Using permutations can be very slow, especially for larger graphs. In fact, the time complexity of the brute force approach using permutations is O(n!), which quickly becomes infeasible for even moderately sized graphs.

In [5]:
def tsp_nn(graph, start):
    # Find the shortest path using the nearest neighbor algorithm
    path = [start]
    visited = {start}
    while len(path) < len(graph):
        current = path[-1]
        next_node = None
        min_distance = float('inf')
        for neighbor, distance in graph[current]:
            if neighbor not in visited and distance < min_distance:
                next_node = neighbor
                min_distance = distance
        if next_node is None:
            break
        path.append(next_node)
        visited.add(next_node)
    
    # Calculate the distance of the path
    distance = 0
    for i in range(len(path)-1):
        for neighbor, d in graph[path[i]]:
            if neighbor == path[i+1]:
                distance += d
    
    return path, distance

# Example usage
graph = {
    'A': [('B', 10), ('C', 15), ('D', 20)],
    'B': [('A', 10), ('C', 35), ('D', 25)],
    'C': [('A', 15), ('B', 35), ('D', 30)],
    'D': [('A', 20), ('B', 25), ('C', 30)]
}
start = 'A'
path, distance = tsp_nn(graph, start)
print(path, distance)

['A', 'B', 'D', 'C'] 65


The code snippet above is an implementation of the nearest neighbor algorithm, which is a heuristic approach to solving the Traveling Salesman Problem.
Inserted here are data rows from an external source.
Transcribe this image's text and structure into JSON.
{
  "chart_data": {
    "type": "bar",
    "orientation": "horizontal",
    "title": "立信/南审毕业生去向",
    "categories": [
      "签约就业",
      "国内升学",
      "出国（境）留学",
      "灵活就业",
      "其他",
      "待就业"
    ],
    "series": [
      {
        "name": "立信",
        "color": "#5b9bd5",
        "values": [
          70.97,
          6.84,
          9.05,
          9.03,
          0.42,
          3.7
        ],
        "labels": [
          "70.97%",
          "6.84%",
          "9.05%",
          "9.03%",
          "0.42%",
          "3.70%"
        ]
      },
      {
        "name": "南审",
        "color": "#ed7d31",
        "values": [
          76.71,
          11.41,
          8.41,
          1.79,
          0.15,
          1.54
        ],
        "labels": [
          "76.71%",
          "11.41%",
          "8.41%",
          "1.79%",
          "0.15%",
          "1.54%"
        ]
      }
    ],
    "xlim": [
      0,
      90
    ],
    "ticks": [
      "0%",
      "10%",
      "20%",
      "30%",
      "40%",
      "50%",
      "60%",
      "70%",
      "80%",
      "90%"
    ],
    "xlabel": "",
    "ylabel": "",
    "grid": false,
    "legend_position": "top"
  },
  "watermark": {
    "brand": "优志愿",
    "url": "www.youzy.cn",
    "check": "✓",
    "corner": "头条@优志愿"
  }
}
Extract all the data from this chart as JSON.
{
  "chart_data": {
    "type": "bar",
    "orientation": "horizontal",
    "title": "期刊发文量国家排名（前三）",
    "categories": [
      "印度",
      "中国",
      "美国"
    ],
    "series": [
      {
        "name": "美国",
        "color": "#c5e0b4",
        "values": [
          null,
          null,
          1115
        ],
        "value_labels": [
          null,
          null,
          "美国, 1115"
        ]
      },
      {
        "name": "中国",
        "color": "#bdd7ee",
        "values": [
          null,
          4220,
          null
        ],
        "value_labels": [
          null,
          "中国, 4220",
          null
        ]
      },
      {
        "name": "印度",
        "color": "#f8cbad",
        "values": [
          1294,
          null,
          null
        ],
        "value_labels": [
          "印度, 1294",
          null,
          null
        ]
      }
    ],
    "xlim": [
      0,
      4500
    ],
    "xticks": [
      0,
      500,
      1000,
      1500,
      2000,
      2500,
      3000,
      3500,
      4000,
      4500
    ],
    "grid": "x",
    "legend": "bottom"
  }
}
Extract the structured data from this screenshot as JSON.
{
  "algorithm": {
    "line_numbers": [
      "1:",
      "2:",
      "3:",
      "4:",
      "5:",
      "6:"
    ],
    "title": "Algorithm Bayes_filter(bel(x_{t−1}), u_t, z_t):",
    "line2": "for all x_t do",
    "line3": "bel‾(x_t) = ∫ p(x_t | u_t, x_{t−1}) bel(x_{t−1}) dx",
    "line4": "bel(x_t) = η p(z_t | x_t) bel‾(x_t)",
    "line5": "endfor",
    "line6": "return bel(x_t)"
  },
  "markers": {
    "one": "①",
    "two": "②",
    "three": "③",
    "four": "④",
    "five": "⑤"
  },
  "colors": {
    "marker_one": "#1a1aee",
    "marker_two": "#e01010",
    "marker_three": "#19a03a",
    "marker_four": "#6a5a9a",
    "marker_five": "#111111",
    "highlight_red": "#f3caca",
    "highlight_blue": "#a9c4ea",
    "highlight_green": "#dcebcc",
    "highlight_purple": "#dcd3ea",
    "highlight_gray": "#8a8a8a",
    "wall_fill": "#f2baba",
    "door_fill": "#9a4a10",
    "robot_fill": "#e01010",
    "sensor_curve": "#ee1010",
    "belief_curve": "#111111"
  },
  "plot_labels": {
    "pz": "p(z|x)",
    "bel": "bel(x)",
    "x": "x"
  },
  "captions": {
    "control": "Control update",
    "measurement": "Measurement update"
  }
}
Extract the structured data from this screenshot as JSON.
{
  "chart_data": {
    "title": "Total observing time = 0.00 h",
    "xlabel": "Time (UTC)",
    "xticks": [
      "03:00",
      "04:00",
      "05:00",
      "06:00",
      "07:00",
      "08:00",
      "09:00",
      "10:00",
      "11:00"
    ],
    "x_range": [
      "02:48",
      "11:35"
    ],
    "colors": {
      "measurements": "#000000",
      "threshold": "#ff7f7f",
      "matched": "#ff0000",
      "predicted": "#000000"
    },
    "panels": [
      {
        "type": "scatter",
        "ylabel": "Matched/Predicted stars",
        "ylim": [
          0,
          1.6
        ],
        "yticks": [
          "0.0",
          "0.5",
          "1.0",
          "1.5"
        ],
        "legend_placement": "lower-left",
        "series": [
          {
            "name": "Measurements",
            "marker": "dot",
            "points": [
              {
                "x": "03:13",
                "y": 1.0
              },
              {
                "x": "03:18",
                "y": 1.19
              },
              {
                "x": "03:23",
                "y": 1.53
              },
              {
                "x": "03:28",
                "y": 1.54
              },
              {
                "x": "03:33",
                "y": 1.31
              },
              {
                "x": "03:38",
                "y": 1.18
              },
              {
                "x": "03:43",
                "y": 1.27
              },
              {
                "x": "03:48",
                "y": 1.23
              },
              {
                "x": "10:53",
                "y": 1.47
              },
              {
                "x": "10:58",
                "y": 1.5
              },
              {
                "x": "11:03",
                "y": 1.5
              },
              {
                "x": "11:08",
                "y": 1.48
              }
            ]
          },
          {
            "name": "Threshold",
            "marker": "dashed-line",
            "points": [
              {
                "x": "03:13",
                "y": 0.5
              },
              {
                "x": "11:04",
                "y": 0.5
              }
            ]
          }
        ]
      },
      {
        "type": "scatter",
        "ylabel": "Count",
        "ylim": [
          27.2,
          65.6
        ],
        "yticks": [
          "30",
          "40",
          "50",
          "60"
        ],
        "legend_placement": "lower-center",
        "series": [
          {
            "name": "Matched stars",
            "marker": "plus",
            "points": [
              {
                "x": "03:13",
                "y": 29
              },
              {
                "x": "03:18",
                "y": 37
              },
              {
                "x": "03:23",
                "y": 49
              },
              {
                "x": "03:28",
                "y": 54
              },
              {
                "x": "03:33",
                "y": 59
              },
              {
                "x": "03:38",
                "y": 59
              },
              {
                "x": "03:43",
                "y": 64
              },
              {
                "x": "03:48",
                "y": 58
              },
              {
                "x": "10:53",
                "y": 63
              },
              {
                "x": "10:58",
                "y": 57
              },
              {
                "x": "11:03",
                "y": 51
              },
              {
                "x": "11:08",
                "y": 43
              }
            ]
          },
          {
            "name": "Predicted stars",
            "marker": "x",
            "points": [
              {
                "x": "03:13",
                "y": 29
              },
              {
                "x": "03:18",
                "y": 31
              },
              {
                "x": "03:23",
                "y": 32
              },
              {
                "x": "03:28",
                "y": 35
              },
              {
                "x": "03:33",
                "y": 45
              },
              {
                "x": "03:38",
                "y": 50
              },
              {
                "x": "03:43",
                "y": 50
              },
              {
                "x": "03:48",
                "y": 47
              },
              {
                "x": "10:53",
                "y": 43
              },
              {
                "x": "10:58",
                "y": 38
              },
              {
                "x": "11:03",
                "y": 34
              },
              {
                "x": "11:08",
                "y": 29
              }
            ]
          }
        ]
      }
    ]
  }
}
While it may not always give the optimal solution, it is much faster than the brute force approach and can often give a good approximation of the optimal solution.

The time complexity of the nearest neighbor algorithm is O(n^2), which is much faster than the brute force approach. 

However, the brute force algorithm found the optimal solution which is (‘C’, ‘A’, ‘B’, ‘D’) with a distance of 50. The nearest neighbor algorithm found a suboptimal solution which is [‘A’, ‘B’, ‘D’, ‘C’] with a distance of 65. The nearest neighbor algorithm is not guaranteed to find the optimal solution but it is usually much faster than the brute force algorithm and can be used as a good approximation for large values of n.